Extremes

The high humidity that summer in New York brings has consequences for our bodies that seem entirely unrelated to barometric pressure. I notice one of them throughout the summer as my ear canals swell just enough to make the wearing of my hearing aids uncomfortable. Clearly we are talking about a tiny amount of space, but I can assure you that the agony of a slightly smaller ear canal is very real. For some, it is the feet and legs that swell, also an uncomfortable by-product of high pressure systems.

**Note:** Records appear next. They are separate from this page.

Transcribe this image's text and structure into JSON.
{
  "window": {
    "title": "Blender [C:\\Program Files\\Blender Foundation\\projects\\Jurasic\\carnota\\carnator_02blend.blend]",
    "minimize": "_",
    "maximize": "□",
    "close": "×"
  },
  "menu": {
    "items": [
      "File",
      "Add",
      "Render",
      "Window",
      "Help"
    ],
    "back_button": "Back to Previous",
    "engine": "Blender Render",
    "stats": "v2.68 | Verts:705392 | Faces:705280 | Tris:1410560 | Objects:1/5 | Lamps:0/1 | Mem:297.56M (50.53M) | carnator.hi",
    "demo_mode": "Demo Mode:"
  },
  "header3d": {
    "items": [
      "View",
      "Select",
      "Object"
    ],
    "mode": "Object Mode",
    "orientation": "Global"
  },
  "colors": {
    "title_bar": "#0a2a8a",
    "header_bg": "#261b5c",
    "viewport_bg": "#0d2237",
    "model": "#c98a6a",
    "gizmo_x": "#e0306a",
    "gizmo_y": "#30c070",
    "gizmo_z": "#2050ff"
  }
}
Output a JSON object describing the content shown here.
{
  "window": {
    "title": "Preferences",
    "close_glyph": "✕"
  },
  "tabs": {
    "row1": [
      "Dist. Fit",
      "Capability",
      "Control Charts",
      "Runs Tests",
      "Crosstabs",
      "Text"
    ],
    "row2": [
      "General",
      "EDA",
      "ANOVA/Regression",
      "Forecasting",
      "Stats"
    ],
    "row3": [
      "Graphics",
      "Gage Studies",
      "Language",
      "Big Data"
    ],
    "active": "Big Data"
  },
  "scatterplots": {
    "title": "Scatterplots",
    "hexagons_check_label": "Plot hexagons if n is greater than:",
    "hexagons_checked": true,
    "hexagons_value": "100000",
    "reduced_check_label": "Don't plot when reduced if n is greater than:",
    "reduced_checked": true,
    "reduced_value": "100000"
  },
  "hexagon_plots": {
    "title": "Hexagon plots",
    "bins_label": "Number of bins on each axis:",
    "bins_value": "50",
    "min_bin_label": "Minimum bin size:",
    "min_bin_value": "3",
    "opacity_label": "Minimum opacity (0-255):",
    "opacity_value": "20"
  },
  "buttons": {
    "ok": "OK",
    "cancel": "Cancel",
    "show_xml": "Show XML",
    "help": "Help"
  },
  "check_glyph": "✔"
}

High humidity causes problems for wood as well. Cut timber, no matter how well dried, never stops absorbing moisture. This tends not to be a major problem if humidity is controlled, but if there are radical extremes of moisture, there will be swelling and shrinking, a problem that can be deleterious to all furniture, not just antiques. The average apartment in New York City will range from 3% humidity in the heating season to 80% in the summer.

Museums such as the Metropolitan Museum have atmospheric controls to keep humidity, year round, at around 55%. Indeed, if you don’t have climate control, the MMA is a great place to visit in mid-winter to make your entire body feel less tight, because, just as humidity swells the body, high heat shrinks the body causing tightness or stiffness of the joints and muscles. Couple that with the cold, and winter earns its place as being more miserable than humidity in summers.

Clearly, too much of one thing is never particularly good. Extremes of heat or cold are bad, but when we become extreme in our behavior, it can be quite dangerous. Militant extremists have no qualms about their lack of balance and always see war as justified. Indeed, balance, as the Chinese recognized long ago and which they appear to have turned their back on, is in understanding countervailing realities and working within the context of that dichotomy.  It seems a hard thing to do these days.